Familial Amyloidosis is spelled with four syllables, /fəˈmɪliəl ˌæmələˈdoʊsɪs/. The initial syllable, "fam" is pronounced like "fam" in family. The second and third syllables are nearly identical and pronounced like "uh" in "a". Lastly, the fourth syllable, "osis", is pronounced like "oh-sis". Familial Amyloidosis is a rare genetic disorder in which proteins called amyloids build up in organs and tissues, causing damage and dysfunction. Symptoms often include peripheral neuropathy, gastrointestinal issues, and sometimes kidney or heart failure.
Familial amyloidosis is a rare inherited disorder characterized by the deposition of abnormal protein aggregates, known as amyloid fibrils, in various tissues and organs of the body. These fibrils are composed of a protein called amyloid, which is derived from a precursor protein that is usually produced by the liver.
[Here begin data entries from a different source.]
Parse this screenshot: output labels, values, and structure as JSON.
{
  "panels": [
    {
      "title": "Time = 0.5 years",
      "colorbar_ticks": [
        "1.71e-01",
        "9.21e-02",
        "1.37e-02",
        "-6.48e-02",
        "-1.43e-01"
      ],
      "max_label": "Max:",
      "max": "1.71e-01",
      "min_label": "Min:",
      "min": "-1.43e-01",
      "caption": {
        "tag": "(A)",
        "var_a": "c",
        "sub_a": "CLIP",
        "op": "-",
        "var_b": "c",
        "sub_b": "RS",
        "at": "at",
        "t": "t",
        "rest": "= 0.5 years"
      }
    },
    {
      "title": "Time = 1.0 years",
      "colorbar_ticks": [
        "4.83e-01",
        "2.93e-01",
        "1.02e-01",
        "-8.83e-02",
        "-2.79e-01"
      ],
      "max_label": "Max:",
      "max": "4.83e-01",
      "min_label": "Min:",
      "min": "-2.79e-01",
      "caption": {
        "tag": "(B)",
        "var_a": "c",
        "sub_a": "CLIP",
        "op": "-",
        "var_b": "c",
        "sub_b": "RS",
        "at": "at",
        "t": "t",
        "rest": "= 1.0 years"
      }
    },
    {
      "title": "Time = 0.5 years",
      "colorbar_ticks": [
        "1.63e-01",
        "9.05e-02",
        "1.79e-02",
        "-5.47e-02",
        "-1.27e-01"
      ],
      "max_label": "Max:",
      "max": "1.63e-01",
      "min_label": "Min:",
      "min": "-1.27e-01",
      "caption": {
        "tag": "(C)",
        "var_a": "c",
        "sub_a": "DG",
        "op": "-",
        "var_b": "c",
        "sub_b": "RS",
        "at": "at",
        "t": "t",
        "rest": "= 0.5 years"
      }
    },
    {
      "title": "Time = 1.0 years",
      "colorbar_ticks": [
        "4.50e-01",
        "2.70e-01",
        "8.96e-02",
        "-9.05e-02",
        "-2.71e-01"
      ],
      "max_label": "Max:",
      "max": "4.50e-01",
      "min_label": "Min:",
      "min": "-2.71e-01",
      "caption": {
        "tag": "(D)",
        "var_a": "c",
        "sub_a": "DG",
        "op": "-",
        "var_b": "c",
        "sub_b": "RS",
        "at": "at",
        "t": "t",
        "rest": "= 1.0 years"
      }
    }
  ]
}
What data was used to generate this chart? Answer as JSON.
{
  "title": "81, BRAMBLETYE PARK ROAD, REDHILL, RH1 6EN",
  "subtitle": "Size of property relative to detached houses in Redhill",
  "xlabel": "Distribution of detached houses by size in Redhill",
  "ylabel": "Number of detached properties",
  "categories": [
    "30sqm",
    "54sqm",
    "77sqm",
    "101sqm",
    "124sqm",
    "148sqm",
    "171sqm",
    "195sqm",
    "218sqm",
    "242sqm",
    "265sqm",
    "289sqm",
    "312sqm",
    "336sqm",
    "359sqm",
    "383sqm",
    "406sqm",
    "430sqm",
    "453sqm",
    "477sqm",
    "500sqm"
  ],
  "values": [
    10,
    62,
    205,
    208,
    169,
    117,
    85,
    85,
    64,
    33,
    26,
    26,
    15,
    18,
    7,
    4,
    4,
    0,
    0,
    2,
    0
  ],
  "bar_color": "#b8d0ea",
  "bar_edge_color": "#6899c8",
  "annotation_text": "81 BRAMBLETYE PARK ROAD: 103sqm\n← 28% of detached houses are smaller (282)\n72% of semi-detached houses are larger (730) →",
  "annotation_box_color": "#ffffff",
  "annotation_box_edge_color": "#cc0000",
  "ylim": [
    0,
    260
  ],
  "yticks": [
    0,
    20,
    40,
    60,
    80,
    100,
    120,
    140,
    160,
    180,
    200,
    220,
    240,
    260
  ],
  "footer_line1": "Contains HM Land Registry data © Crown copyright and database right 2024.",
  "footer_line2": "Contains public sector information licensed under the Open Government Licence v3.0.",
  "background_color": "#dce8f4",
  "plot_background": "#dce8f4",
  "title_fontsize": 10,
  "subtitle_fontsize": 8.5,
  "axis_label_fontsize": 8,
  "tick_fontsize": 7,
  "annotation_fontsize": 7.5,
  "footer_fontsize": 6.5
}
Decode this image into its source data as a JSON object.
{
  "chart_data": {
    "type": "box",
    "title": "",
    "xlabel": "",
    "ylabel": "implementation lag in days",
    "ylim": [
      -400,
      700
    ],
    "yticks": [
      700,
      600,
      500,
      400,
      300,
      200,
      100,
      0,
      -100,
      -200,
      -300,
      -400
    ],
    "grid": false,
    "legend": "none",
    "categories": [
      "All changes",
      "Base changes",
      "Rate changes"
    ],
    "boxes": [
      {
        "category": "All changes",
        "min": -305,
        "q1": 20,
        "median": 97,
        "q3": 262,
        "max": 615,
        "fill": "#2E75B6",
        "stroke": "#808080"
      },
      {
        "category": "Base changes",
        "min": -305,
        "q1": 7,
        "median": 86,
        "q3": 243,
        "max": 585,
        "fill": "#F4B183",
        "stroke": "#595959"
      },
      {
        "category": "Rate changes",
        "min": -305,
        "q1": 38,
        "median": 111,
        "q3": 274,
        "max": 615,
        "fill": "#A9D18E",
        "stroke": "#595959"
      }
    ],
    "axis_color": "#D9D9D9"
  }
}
In familial amyloidosis, there is a genetic mutation that causes an abnormal production or processing of the precursor protein, leading to the formation of insoluble amyloid fibrils. These fibrils can accumulate and deposit in organs such as the liver, kidneys, heart, nervous system, and gastrointestinal tract, causing dysfunction and damage over time.
The symptoms and severity of familial amyloidosis can vary greatly depending on the specific mutation and the organs affected. Common symptoms may include progressive nerve damage, gastrointestinal disturbances, heart problems, and kidney dysfunction. In some cases, the disorder can be life-threatening if vital organs are severely affected.
Diagnosis of familial amyloidosis often involves a combination of clinical evaluation, tissue biopsy, genetic testing, and imaging studies. Treatment options for familial amyloidosis are currently limited and mainly focus on managing the symptoms and complications. Liver transplantation may be considered in some cases to prevent further production of the abnormal precursor protein.
Overall, familial amyloidosis is a genetic disorder characterized by the accumulation of abnormal amyloid protein in various organs, resulting in organ dysfunction and potential life-threatening complications.
The term "Familial Amyloidosis" is composed of two components: "familial" and "amyloidosis".
1. "Familial" originates from the Latin word "familia", which denotes a household or family unit. It refers to conditions or diseases that have a hereditary or genetic basis, meaning they are passed down within families.
2. "Amyloidosis" is derived from the term "amyloid", which derives from the Greek word "amyloeidēs", meaning starch-like. The suffix "-osis" indicates a condition or pathological process. In medical terminology, amyloidosis refers to a group of disorders characterized by the abnormal accumulation of amyloid proteins in various organs or tissues.
Thus, "Familial Amyloidosis" denotes a hereditary condition involving the accumulation of amyloid proteins.